Inevitably, new-car sales have fallen. Between 2015 and 2019, they exceeded two million a year. Yet from 2020 to ’24 they plummeted below the psychologically important 2m mark.
Something to do with savvy motorists already recognising the growing value for money, reliability and longevity that used motors offer, and being turned off by the circa £44k price tags for average (and sometimes very average) new models? Without doubt.
Today’s most clued-up drivers know and sensibly exploit the fact that they can buy modest, decidedly used but perfectly adequate ‘ageing’ cars via their personal disposable incomes and/or savings. In doing so, they avoid the huge expense of borrowing money at high interest rates. These are the type of loans that can easily lead to that initial purchase price of £44,000 rising way beyond £50,000 all-in. This is not the sort of money an average motorist on an average salary should have to spend on an average new car.

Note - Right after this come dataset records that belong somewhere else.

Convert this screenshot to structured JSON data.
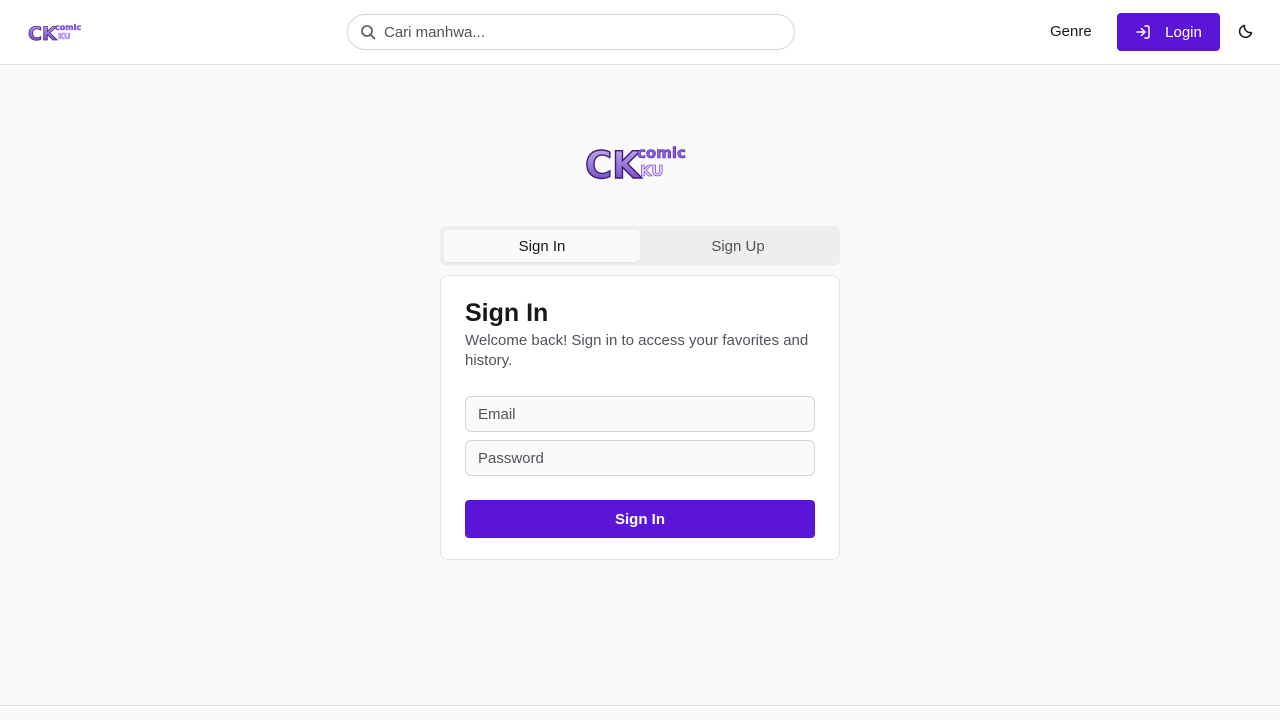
{
  "header": {
    "logo_alt": "ComicKu",
    "search": {
      "placeholder": "Cari manhwa...",
      "value": ""
    },
    "nav": {
      "genre_label": "Genre"
    },
    "login_label": "Login",
    "theme_icon": "moon-icon"
  },
  "main": {
    "logo_alt": "ComicKu",
    "tabs": [
      {
        "label": "Sign In",
        "active": true
      },
      {
        "label": "Sign Up",
        "active": false
      }
    ],
    "card": {
      "title": "Sign In",
      "description": "Welcome back! Sign in to access your favorites and history.",
      "email": {
        "placeholder": "Email",
        "value": ""
      },
      "password": {
        "placeholder": "Password",
        "value": ""
      },
      "submit_label": "Sign In"
    }
  },
  "colors": {
    "accent": "#5b15d9",
    "logo_purple": "#7c3aed",
    "logo_light": "#c4b5fd",
    "background": "#fafafa"
  }
}
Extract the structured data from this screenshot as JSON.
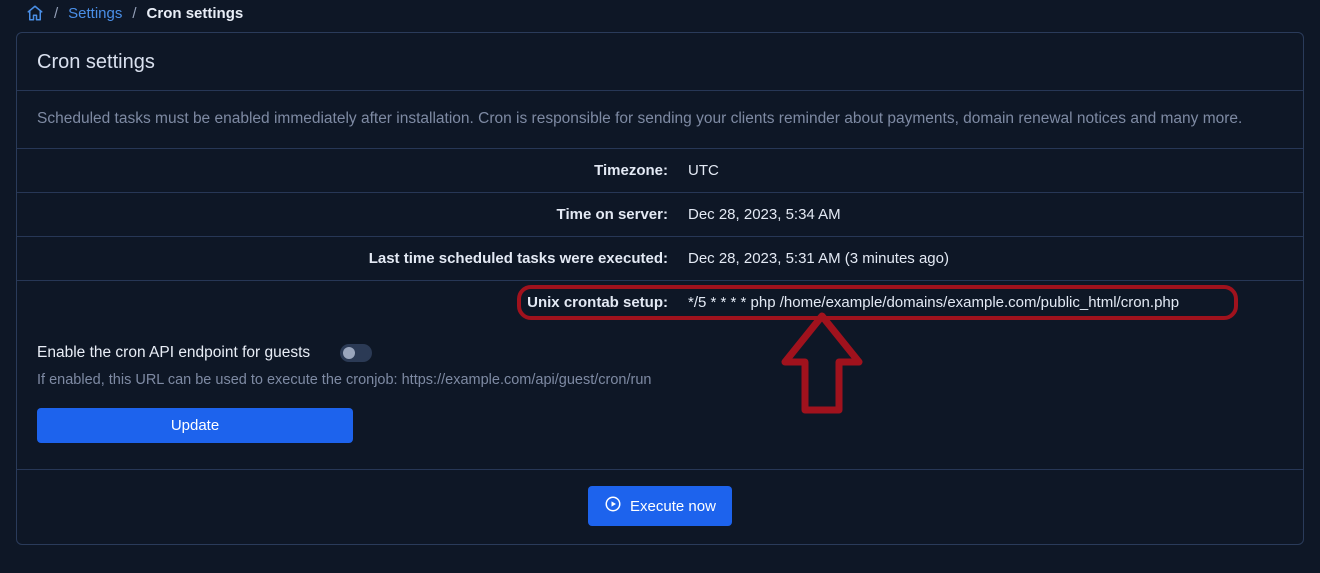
{
  "breadcrumb": {
    "settings": "Settings",
    "current": "Cron settings"
  },
  "card": {
    "title": "Cron settings",
    "description": "Scheduled tasks must be enabled immediately after installation. Cron is responsible for sending your clients reminder about payments, domain renewal notices and many more."
  },
  "rows": {
    "timezone": {
      "label": "Timezone:",
      "value": "UTC"
    },
    "server_time": {
      "label": "Time on server:",
      "value": "Dec 28, 2023, 5:34 AM"
    },
    "last_exec": {
      "label": "Last time scheduled tasks were executed:",
      "value": "Dec 28, 2023, 5:31 AM (3 minutes ago)"
    },
    "crontab": {
      "label": "Unix crontab setup:",
      "value": "*/5 * * * * php /home/example/domains/example.com/public_html/cron.php"
    }
  },
  "settings": {
    "toggle_label": "Enable the cron API endpoint for guests",
    "toggle_on": false,
    "hint": "If enabled, this URL can be used to execute the cronjob: https://example.com/api/guest/cron/run",
    "update_label": "Update"
  },
  "footer": {
    "execute_label": "Execute now"
  }
}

There are also some ‘matter of principle’ issues here. Friends and relatives assure me that even though they’ve been serial new-car buyers in the past and remain as wealthy as ever, they object to recent inflation-shattering new-car price hikes and refuse to pay them.
Instead they drive their “old, much-loved, nicely run-in” cars that cost them relatively little. Can the motor manufacturers blame them? More importantly, what is the industry doing to make new cars the attractive buying propositions they were not long ago? You know, when showroom prices were fairer, logical and more customer-friendly?